Thursday 8 December 2011

Euro 2012 a big draw in more ways than one

Perhaps all draws should be like this.  Maybe all we need to liven up the NCEL League Cup draw is Zinedine Zidane and Marco van Basten drawing out balls between monumentally pointless interludes pertaining to local culture.  “Lincoln Moorlands Railway… will play… Glasshoughton Welfare.  Now, here’s the Crigglestone Colliery Band playing ‘Our Lass Is A Yorkshire Lass’.”

Draws are rather like opening ceremonies; pompous, overblown and, in more ways than one, drawn out.  Perhaps I’ve become cynical but once you’ve seen one African woman in a massive headdress surrounded by schoolchildren re-enacting the dawn of time, you’ve seen them all.

Once the interminable faffery had subsided, we were treated to something dimly resembling the Euro 2012 draw.  Time taken in total: almost an hour.  Rudimentary experiments in your humble author’s study involving an ice-cream tub and some scissors have proven beyond doubt that the whole thing can be done in just under four minutes.

After a fashion, the draw threw up some mouth-watering group stage clashes; though, in reality, it was always going to.  The thing about the Euros is that good sides are crammed together more densely than in a World Cup and the major footballing nations are not all in the same pot of seeds.

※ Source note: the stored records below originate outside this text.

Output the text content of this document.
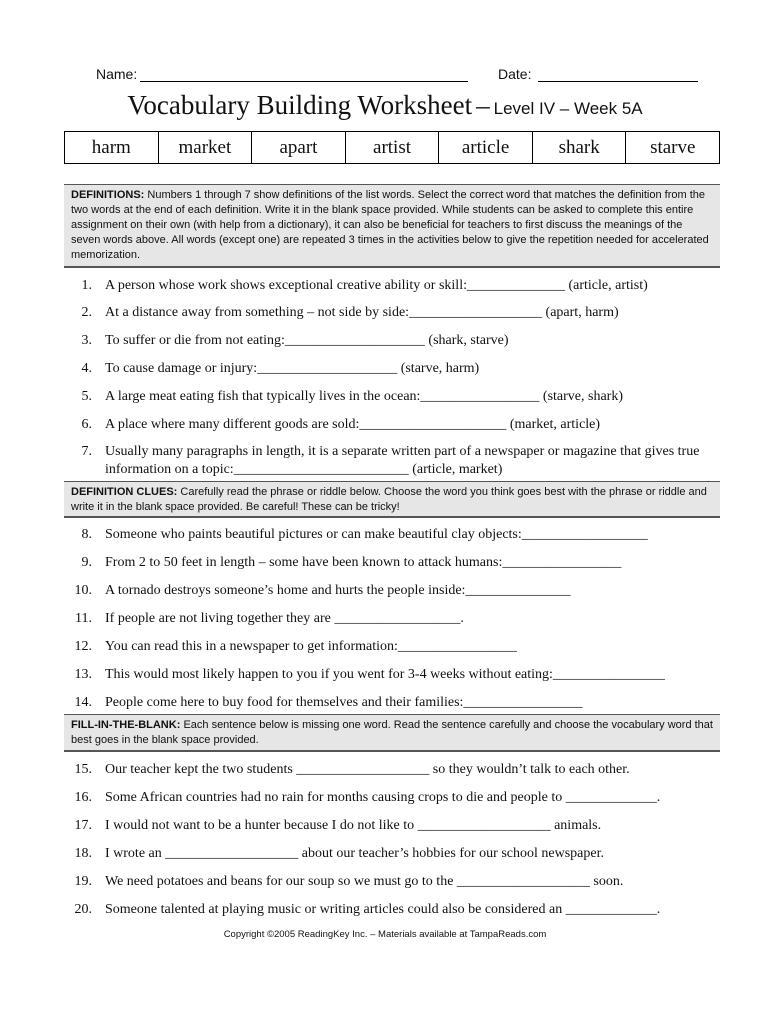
Name:	Date:
Vocabulary Building Worksheet – Level IV – Week 5A
harm	market	apart	artist	article	shark	starve
DEFINITIONS: Numbers 1 through 7 show definitions of the list words. Select the correct word that matches the definition from the two words at the end of each definition. Write it in the blank space provided. While students can be asked to complete this entire assignment on their own (with help from a dictionary), it can also be beneficial for teachers to first discuss the meanings of the seven words above. All words (except one) are repeated 3 times in the activities below to give the repetition needed for accelerated memorization.
1. A person whose work shows exceptional creative ability or skill:______________ (article, artist)
2. At a distance away from something – not side by side:___________________ (apart, harm)
3. To suffer or die from not eating:____________________ (shark, starve)
4. To cause damage or injury:____________________ (starve, harm)
5. A large meat eating fish that typically lives in the ocean:_________________ (starve, shark)
6. A place where many different goods are sold:_____________________ (market, article)
7. Usually many paragraphs in length, it is a separate written part of a newspaper or magazine that gives true information on a topic:_________________________ (article, market)
DEFINITION CLUES: Carefully read the phrase or riddle below. Choose the word you think goes best with the phrase or riddle and write it in the blank space provided. Be careful! These can be tricky!
8. Someone who paints beautiful pictures or can make beautiful clay objects:__________________
9. From 2 to 50 feet in length – some have been known to attack humans:_________________
10. A tornado destroys someone’s home and hurts the people inside:_______________
11. If people are not living together they are __________________.
12. You can read this in a newspaper to get information:_________________
13. This would most likely happen to you if you went for 3-4 weeks without eating:________________
14. People come here to buy food for themselves and their families:_________________
FILL-IN-THE-BLANK: Each sentence below is missing one word. Read the sentence carefully and choose the vocabulary word that best goes in the blank space provided.
15. Our teacher kept the two students ___________________ so they wouldn’t talk to each other.
16. Some African countries had no rain for months causing crops to die and people to _____________.
17. I would not want to be a hunter because I do not like to ___________________ animals.
18. I wrote an ___________________ about our teacher’s hobbies for our school newspaper.
19. We need potatoes and beans for our soup so we must go to the ___________________ soon.
20. Someone talented at playing music or writing articles could also be considered an _____________.
Copyright ©2005 ReadingKey Inc. – Materials available at TampaReads.com
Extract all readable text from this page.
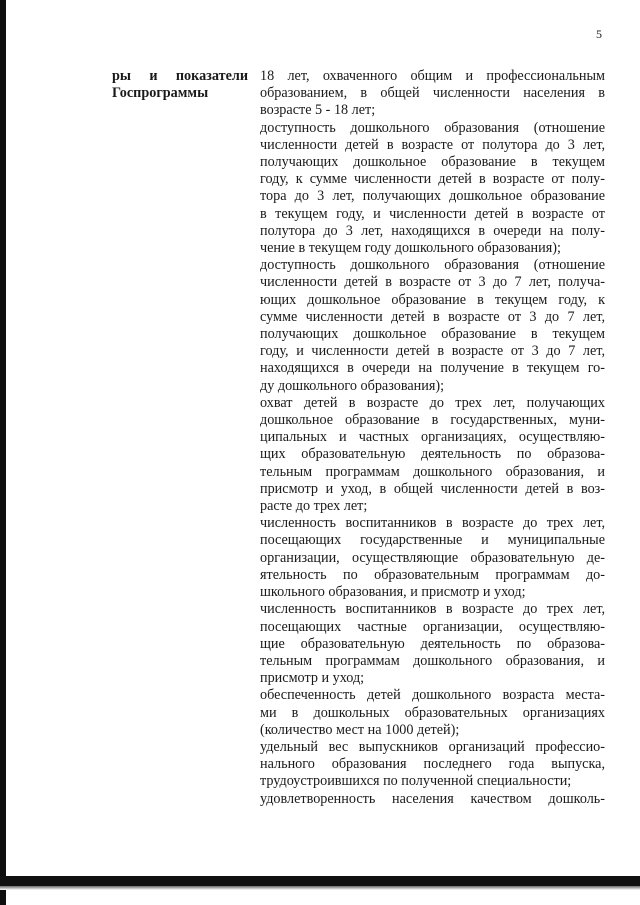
5
ры и показатели
Госпрограммы
18 лет, охваченного общим и профессиональным
образованием, в общей численности населения в
возрасте 5 - 18 лет;
доступность дошкольного образования (отношение
численности детей в возрасте от полутора до 3 лет,
получающих дошкольное образование в текущем
году, к сумме численности детей в возрасте от полу-
тора до 3 лет, получающих дошкольное образование
в текущем году, и численности детей в возрасте от
полутора до 3 лет, находящихся в очереди на полу-
чение в текущем году дошкольного образования);
доступность дошкольного образования (отношение
численности детей в возрасте от 3 до 7 лет, получа-
ющих дошкольное образование в текущем году, к
сумме численности детей в возрасте от 3 до 7 лет,
получающих дошкольное образование в текущем
году, и численности детей в возрасте от 3 до 7 лет,
находящихся в очереди на получение в текущем го-
ду дошкольного образования);
охват детей в возрасте до трех лет, получающих
дошкольное образование в государственных, муни-
ципальных и частных организациях, осуществляю-
щих образовательную деятельность по образова-
тельным программам дошкольного образования, и
присмотр и уход, в общей численности детей в воз-
расте до трех лет;
численность воспитанников в возрасте до трех лет,
посещающих государственные и муниципальные
организации, осуществляющие образовательную де-
ятельность по образовательным программам до-
школьного образования, и присмотр и уход;
численность воспитанников в возрасте до трех лет,
посещающих частные организации, осуществляю-
щие образовательную деятельность по образова-
тельным программам дошкольного образования, и
присмотр и уход;
обеспеченность детей дошкольного возраста места-
ми в дошкольных образовательных организациях
(количество мест на 1000 детей);
удельный вес выпускников организаций профессио-
нального образования последнего года выпуска,
трудоустроившихся по полученной специальности;
удовлетворенность населения качеством дошколь-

So we have Germany v Portugal, Spain v Italy, France v England and Holland v Germany, all in the first six days of the championship.  By comparison, the highlight of the opening six days of the World Cup in 2010 was probably Uruguay v France.

The Euros have, for some time, been considered the highest quality tournament in football, and quite possibly all sport.  The last three tournaments have been of a consistently high quality, whereas the last three World Cups have been relatively disappointing (though not without drama).

The tournament throws up more of the international game’s major rivalries, which gives the early stages of the competition an intensity that the World Cup group stages sometimes lack.  Goalscoring rates, too, have been consistently higher in the Euros than the World Cups of the twenty-first century.

The Euro 2012 draw was helped by the fact that two lesser sides, co-hosts Poland and Ukraine, were automatically seeded, pushing Germany and Italy down into Pot 2.  Group A will be a curiosity, with arguably the worst team from each of the four seeding pots drawn together.  Yet what treats lie elsewhere.

For their part, England are in a relatively manageable Group D, in which they will face France, Sweden and finally Ukraine.  Their cause was helped this week by UEFA’s sensible decision to finally apply the laws of precedent to Wayne Rooney’s absurdly harsh three-match ban, with the Manchester United forward now able to play in the last group game against the co-hosts in Donetsk.

Yet every team at the Euros will be competitive.  In the main, the right fourteen teams came through the qualifying competition, with Turkey and Serbia the biggest absentees.  This is not bad news for England, who have no games against somebody like Algeria, and are in no danger of underestimating the task ahead of them.  England simply weren’t up for the game in Cape Town; there is little danger of complacency next summer.